Sokak aksiyonlarından eser boykotuna uzanan protesto biçimlerinin boyun eğmeme kültürüne güç verdiğini kaydeden açıklamada adaletsizlik ve genel oy hakkına akına karşı verilmekte olan çabanın sömürü nizamı ile çabaya evrilmesini istemeyenlerin olduğu tabir etti.
TKP’nin, sermaye egemenliğinin sorgulanmasına yardımcı olacak bir uğraş çizgisini temsil edeceğini aktaran açıklamada “Korkarak, boyun eğerek, teslim olarak diz çökmeyiz. Yurtseverin, devrimcinin, işçinin anısına hürmetle diz çökeriz” denildi.
Bu doğrultuda Pazartesi’den itibaren üç gün meydanlarda olacağını ilan eden TKP, birinci gün üç büyük vilayette düzenlenecek aksiyonların buluşma noktalarını duyurdu.
“SÖMÜRÜNÜN, TALANIN, YAĞMANIN, ADALETSİZLİĞİN KARŞISINDA DİZ ÇÖKÜLMEZ”
TKP’den yapılan “Hükümete Diz Çökmüyoruz” başlıklı açıklamanın tamamı şöyle:
“1. Halkımız, başta öğrenciler olmak üzere, büyük oranda örgütsüz ve dağınık girilen bir süreçte iktidarın genel oy hakkını gasp etme teşebbüsüne karşı tarihî bir karşı koyuş sergilemektedir. Bu karşı koyuş, kendisini, çok geniş kısımların politik bir tavır almasına yardımcı olan farklı mecra ve araçlarla tabir etmektedir. Sokak hareketlerinden eser boykotuna varıncaya kadar, protesto biçimlerinin her birine dair söylenebilecek çok şey olsa da, iştiraki yaygınlaştıran bu mecra ve araçların toplamda son derece manalı bir toplumsal iklim yarattığı ortadadır.
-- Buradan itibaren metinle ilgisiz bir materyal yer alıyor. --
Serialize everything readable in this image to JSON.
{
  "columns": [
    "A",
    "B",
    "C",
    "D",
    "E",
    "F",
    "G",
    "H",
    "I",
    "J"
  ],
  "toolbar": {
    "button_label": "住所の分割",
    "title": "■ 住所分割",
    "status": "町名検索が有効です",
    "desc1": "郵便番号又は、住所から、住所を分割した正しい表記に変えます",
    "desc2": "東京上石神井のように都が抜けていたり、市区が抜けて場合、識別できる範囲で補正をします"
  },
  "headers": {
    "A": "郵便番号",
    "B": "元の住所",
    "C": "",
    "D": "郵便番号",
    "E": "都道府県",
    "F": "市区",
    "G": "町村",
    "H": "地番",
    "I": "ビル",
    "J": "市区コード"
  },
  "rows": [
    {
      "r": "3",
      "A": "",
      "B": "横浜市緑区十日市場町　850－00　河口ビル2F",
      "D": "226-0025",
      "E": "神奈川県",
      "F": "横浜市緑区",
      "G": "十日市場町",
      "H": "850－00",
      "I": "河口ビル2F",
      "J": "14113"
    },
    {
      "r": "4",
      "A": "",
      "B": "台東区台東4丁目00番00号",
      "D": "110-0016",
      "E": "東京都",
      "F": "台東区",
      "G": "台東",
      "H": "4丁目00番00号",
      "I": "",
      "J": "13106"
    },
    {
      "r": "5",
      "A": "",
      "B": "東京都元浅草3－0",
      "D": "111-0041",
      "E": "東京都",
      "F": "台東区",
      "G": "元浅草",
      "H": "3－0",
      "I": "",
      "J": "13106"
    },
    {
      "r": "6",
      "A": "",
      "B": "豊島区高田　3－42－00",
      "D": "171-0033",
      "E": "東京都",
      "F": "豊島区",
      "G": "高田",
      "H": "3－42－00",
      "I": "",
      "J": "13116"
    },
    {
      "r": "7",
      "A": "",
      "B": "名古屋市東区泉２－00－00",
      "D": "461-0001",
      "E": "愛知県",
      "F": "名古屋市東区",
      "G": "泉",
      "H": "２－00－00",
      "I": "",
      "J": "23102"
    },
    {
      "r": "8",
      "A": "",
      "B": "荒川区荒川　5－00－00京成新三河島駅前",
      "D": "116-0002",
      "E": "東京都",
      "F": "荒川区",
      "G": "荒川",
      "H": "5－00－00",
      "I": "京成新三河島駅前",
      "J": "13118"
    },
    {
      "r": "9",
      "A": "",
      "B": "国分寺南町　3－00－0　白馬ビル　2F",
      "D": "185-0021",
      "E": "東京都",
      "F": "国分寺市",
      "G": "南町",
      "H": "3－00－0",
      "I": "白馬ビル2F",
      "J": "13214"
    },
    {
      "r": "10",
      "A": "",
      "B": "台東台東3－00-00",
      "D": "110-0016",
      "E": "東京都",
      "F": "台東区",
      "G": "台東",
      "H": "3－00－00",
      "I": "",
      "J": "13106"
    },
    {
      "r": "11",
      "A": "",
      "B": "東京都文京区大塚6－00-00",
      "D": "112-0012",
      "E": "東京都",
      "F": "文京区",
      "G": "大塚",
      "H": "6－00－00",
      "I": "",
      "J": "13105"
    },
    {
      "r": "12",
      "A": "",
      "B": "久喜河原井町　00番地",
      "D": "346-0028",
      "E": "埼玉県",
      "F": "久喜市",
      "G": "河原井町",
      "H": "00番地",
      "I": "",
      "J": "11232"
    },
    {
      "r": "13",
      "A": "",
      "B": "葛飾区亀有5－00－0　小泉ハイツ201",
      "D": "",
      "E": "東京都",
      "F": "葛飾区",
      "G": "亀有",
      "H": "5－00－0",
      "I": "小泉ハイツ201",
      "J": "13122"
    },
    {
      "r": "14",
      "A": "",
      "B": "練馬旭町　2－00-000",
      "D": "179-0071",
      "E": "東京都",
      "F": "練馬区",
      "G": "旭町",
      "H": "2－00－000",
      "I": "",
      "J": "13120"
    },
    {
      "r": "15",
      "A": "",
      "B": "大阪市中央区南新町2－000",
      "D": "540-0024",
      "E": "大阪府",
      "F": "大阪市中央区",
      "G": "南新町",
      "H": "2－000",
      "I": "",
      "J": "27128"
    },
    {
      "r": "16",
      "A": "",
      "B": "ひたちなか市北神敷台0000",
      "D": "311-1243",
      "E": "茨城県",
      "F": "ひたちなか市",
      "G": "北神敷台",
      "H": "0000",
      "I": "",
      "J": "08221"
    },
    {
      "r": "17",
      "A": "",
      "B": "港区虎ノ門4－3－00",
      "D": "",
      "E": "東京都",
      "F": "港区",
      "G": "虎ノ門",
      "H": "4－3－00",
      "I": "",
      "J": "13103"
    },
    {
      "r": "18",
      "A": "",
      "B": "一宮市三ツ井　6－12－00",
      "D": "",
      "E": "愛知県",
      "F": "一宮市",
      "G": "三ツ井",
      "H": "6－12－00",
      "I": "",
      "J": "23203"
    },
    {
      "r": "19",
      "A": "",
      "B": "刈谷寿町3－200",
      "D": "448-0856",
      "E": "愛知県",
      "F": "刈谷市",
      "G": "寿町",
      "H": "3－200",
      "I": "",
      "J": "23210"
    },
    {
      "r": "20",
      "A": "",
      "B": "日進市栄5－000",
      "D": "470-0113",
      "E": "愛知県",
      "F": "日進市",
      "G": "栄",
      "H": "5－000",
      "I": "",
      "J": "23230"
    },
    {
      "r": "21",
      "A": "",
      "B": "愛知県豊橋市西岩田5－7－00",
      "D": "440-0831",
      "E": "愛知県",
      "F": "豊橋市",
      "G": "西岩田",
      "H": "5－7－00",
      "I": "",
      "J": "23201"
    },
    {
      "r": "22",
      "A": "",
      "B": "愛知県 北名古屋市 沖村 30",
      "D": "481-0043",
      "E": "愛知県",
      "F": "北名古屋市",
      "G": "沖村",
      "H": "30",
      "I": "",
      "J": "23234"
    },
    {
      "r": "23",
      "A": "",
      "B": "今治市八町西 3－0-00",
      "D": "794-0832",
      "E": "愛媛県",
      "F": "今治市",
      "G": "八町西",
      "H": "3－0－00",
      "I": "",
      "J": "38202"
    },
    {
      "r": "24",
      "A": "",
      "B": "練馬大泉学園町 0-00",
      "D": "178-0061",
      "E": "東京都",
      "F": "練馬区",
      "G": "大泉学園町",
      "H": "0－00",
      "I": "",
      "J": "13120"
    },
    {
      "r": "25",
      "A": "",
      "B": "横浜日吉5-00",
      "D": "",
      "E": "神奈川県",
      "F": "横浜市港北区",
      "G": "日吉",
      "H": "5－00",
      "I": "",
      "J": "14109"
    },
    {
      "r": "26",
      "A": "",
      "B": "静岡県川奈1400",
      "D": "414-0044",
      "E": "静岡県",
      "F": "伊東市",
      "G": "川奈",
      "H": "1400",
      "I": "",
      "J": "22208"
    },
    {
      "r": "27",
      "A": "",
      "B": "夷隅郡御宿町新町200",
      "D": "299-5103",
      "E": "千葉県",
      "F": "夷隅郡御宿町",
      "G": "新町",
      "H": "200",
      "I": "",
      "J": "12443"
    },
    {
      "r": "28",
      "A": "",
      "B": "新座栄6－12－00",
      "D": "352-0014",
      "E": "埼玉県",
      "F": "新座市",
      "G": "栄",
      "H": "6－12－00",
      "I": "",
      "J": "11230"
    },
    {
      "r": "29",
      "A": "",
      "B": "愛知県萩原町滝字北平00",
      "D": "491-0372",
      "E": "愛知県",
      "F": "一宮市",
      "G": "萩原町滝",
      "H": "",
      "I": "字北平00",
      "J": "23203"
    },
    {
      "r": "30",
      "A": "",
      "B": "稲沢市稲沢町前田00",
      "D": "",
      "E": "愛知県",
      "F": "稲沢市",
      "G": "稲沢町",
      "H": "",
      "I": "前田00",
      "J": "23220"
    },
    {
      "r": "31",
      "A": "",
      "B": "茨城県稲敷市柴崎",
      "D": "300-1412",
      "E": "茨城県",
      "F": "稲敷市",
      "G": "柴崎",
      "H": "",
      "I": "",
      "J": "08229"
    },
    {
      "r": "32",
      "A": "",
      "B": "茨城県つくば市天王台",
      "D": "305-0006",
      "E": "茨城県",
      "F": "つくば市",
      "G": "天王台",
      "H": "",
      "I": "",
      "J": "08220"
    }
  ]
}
2. İktidarın keyfiliklerine, “yok artık o eski Türkiye” çeşidinden kibir ve zorbalık kokan dayatmalarına değişik ideolojik ve siyasal eğilimlerden yurttaşlarımızın yönelttiği itirazın önümüzdeki devir ve hatta kritik tarihî dönemeçlerde çok muhtaçlığımız olan adalet duygusu ve boyun eğmeme kültürüne güç verdiği de unutulmamalıdır. Bu güç “hiç yoktan iyidir”den ötesidir ve “iyi”, “güzel”, “yararlı” sözcükleriyle ifade edilmelidir.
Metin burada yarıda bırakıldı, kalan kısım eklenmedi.